Der derzeitige Konflikt hat somit politische Ursachen und bedarf politischer Lösungsansätze, die alle beteiligten Akteure an einen Tisch bringen müssen. Die Unternehmerschaft, die angesichts des präzedenzlosen Paktes zwischen Mittel- und Unterschichten um den Privilegien- und Kontrollverlust fürchtet, sieht das, die Falken in der Regierungsmannschaft blieben tagelang blind und taub. Gerade das Trommelkonzert meiner zornigen Nachbar/innen aus dem Bildungsbürgertum zeigt wie brenzlig die Lage für die privilegierten Oberschicht ist, die lediglich 1% der Bevölkerung ausmacht, aber 33% der Einkommen auf sich vereinigt. No country for (white) old men, spottete ein anonymer Regierungsvertreter in Anlehnung an den Kinofilm der Brüder Coen gestern in der Online-Zeitung El Mostrador.
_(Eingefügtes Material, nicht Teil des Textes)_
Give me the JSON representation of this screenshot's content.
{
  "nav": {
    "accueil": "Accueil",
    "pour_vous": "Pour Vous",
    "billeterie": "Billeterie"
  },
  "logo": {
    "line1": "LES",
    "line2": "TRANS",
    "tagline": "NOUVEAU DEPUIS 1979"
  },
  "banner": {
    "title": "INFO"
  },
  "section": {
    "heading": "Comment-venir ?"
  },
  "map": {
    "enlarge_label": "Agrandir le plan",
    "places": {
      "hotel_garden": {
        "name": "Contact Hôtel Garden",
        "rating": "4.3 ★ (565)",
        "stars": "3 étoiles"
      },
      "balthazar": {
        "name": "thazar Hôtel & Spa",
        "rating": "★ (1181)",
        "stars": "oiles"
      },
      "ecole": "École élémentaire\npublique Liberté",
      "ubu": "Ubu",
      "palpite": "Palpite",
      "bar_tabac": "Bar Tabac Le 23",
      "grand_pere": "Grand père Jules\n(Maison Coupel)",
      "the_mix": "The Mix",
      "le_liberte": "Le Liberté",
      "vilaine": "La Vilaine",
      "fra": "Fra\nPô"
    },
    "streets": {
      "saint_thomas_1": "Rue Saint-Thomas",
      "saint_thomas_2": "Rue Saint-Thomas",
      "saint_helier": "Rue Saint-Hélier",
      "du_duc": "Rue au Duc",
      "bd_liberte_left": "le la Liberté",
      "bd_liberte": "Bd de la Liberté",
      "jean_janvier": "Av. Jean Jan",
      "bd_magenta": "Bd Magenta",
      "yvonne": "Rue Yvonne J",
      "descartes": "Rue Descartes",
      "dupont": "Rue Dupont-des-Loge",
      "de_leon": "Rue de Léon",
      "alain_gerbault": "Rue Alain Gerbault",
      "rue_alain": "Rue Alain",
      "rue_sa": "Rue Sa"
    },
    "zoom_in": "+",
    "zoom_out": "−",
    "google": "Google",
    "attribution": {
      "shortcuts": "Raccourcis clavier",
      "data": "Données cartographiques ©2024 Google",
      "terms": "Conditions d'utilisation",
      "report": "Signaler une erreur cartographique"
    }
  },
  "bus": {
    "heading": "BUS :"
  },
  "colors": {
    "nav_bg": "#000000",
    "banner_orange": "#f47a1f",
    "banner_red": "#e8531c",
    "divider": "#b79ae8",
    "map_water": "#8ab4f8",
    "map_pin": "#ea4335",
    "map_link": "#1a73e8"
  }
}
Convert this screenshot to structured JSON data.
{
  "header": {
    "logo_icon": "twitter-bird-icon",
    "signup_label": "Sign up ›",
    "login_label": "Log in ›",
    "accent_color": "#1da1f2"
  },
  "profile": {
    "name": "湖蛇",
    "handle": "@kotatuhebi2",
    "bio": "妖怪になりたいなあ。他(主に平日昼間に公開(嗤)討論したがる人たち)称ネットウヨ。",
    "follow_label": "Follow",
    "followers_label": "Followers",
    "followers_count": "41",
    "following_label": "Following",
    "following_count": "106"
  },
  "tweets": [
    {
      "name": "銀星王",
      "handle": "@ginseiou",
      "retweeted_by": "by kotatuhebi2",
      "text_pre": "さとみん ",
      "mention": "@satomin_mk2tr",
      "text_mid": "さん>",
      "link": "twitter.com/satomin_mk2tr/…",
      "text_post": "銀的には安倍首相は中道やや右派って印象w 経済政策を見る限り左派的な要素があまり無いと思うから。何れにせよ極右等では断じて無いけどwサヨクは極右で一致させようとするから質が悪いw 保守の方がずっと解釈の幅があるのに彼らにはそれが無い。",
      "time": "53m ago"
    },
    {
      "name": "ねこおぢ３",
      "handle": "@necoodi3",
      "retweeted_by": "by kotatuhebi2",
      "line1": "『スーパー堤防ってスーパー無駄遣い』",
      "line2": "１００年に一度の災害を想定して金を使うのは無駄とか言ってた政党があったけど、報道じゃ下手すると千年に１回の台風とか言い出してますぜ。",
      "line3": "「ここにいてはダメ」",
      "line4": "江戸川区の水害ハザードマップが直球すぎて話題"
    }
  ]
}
Nicht die lapidare Fahrpreiserhöhung, sondern die systematische Plünderung öffentlicher und Gemeingüter seitens der ökonomischen und politischen Eliten hat den Volkszorn hervorgerufen. Der millionenschwere Unternehmer Andrónico Luksic hat bereits vor Tagen die planlose Regierung zum Handeln aufgefordert: “Die politische Klasse, kann das Problem der Renten, der Bildung, der Gesundheit und des öffentlichen Transportsystems heute lösen. Worauf warten sie. Jetzt müssen wir handeln, nicht morgen. Viele Mitbürger können nicht mehr warten. Und diejenigen, die in der Lages sind, müssen helfen, die Rechnung zu zahlen“. Bloomberg kritisierte Präsident Piñeras Haltung als “kompromisslos”. Ein populärer CNN-Journalist führte die Krise auf crony capitalism zurück: Wenige Familien des Landes haben Marktsektoren unter sich aufgeteilt und sichern sich durch unlautere Absprachen Renten weit über den Marktpreisen. Dies ist vor allem bei Toilettenpapier, Hühnchenfleisch und Medikamenten an Tag gekommen. Javier Ruiz-Tagle von der Universidad de Chile schätzt die Verluste der Staatskasse durch Preisabsprachen und Steuerhinterziehung auf ca. 4,9 Mrd. US $.

Gefahr vs. Hoffnung

Nach fünf Tagen reagierte der Präsident inzwischen und kündigte am Dienstagabend eine Reihe von Sozialreformen im Gesundheits- und Rentenbereich und die Rücknahme der Erhöhung der Energiepreise an. Ob dies das breite Bündnis der Protestierenden besänftigt, bleibt abzuwarten. Für Mittwoch hat der Gewerkschaftsdachverband Central Unitaria de Trabajadores (CUT) zu einem Generalstreik aufgerufen. Chile durchlebt derzeit einen historischen Moment seiner nachautoritären Geschichte, der die Gefahr einer blutigen autoritären Regression birgt, jedoch auch die Hoffnung eines demokratischen Aufbruchs auf der Basis eines neuen Sozialpakts.